The following conclusions can be drawn based on the results presented above:

• In concretes produced with a water/cement ratio of 0.50, the use of 50% uncarbonated RCA together with Portland cement did not influence the reduction of compressive strength. In addition, when the concrete was produced with FA, the use of RCA improved the compressive strength of 41.8 MPa compared to concrete employing natural aggregates.
• In concretes produced with a water/cement ratio of 0.40, RCA negatively affected the compressive strength when Portland cement was used for concrete production. However, combining it with FA resulted in the concrete achieving similar compressive strength of 56 MPa to conventional concrete at 90 days.
• Concretes with higher compressive strength achieved higher carbonation resistance. While the use of RCA in concrete production increased the carbonation resistance, it was determined that the employment of FA reduced it. Additionally, the carbonation resistance of concretes produced with FA increased when RCA was used in their fabrication.
• The employment of FA improved the chloride ion penetration resistance of the concrete. In addition, the use of RCA together with FA improved the resistance to chloride ion penetration compared to that of the concretes produced with natural aggregates, even more evidently at 90 days of curing.
• Considering the eco-efficiency analysis:
• Based on the mechanical performance at 28 days, the concretes produced with 25% FA and 50% RCA (CRAFA25) achieved the highest eco-efficiency when an effective water/cement ratio of 0.50 and 0.40 was employed. At 90 days of curing, the CRAFA25-1 and CRAFA50.2-2 concretes achieved the highest eco-efficiency.
• Based on the conclusions of carbonation resistance, the CC and CRA concretes achieved the highest durability and the highest value of eco-efficient values. However, for reinforced concrete exposed to the XC4 environment for 100 years of service life (required 35 mm of cover), the CRAFA25-1 and CRAFA50.2-2 concretes also achieved the minimum durability required according to standards and consequently the highest eco-efficiency.

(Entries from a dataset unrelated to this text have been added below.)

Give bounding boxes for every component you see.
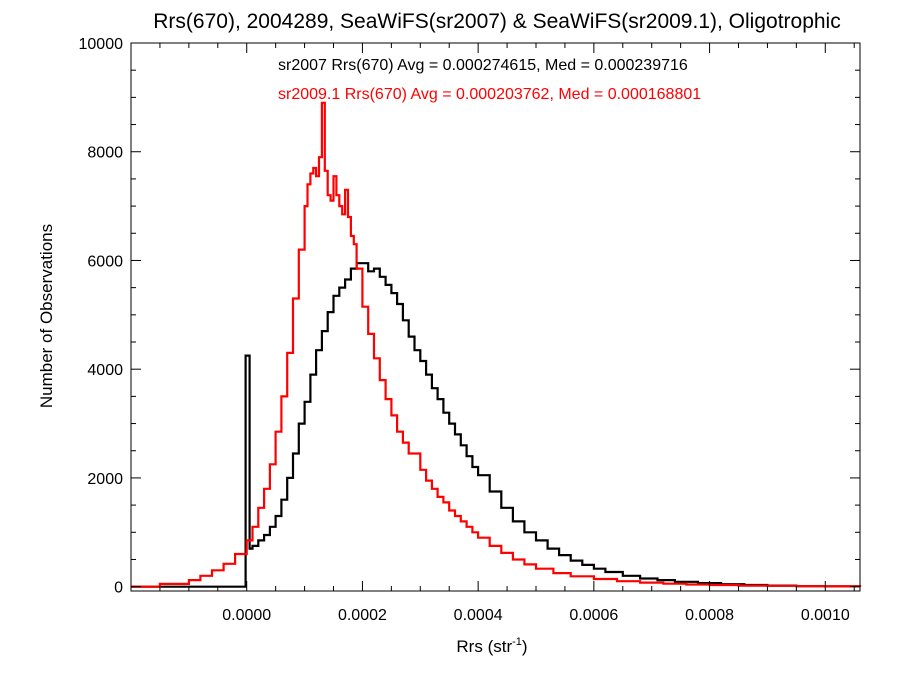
annotation-sr2007-stats: sr2007 Rrs(670) Avg = 0.000274615, Med =… — [278, 57, 688, 74]
x-axis-label-main: Rrs (str — [456, 637, 512, 656]
y-tick-label: 4000 — [87, 362, 123, 379]
y-axis: 0 2000 4000 6000 8000 10000 — [79, 36, 860, 597]
y-tick-label: 8000 — [87, 145, 123, 162]
x-tick-label: 0.0008 — [685, 607, 734, 624]
series-group — [131, 101, 862, 588]
y-tick-label: 10000 — [79, 36, 124, 53]
chart-title: Rrs(670), 2004289, SeaWiFS(sr2007) & Sea… — [153, 10, 840, 33]
x-axis-label-superscript: -1 — [512, 636, 522, 648]
x-axis-label-close: ) — [522, 637, 528, 656]
y-axis-label: Number of Observations — [37, 224, 56, 408]
y-tick-label: 2000 — [87, 471, 123, 488]
series-line-0 — [131, 262, 862, 588]
y-tick-label: 6000 — [87, 253, 123, 270]
x-axis-label: Rrs (str-1) — [456, 636, 527, 656]
x-tick-label: 0.0010 — [801, 607, 850, 624]
annotation-sr2009-stats: sr2009.1 Rrs(670) Avg = 0.000203762, Med… — [278, 86, 701, 103]
plot-frame — [130, 42, 861, 592]
x-tick-label: 0.0002 — [338, 607, 387, 624]
x-tick-label: 0.0000 — [222, 607, 271, 624]
x-tick-label: 0.0004 — [454, 607, 503, 624]
x-axis: 0.0000 0.0002 0.0004 0.0006 0.0008 0.0010 — [130, 43, 855, 624]
x-tick-label: 0.0006 — [569, 607, 618, 624]
annotations-group: sr2007 Rrs(670) Avg = 0.000274615, Med =… — [278, 57, 701, 103]
y-tick-label: 0 — [114, 580, 123, 597]
series-line-1 — [131, 101, 862, 588]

• Based on the results of minimum chloride resistance where the concretes were required to achieve a moderate corrosion risk: the CRAFA50.2-1 and CRAFA50.2-2 concretes, produced with an effective water/cement ratio of 0.50 and 0.40, respectively, had the highest eco-efficiency. The eco-efficiency of the CRAFA25-1 and CRAFA25-2 concretes was also considered valid.

It can be concluded that the use of 50% uncarbonated RCA as a replacement for natural aggregates combined with FA not only considerably improved the properties of concrete but also their eco-efficiency with respect to concretes produced with natural aggregates. The concrete produced with 50% RCA and 25% FA (CRAFA25) achieved the highest eco-efficiency in accordance with the mechanical performance and carbonation resistance of the concretes. Furthermore, the concrete produced with 50% RCA and 50% FA (CRAFA50, produced with 50% CEM I) had the highest eco-efficiency concerning chloride resistance. All the concretes produced with an effective water/cement ratio of 0.40 were considered durable with respect to carbonation and chloride resistance, independently of the type of binder and aggregates, and met the required standard specifications.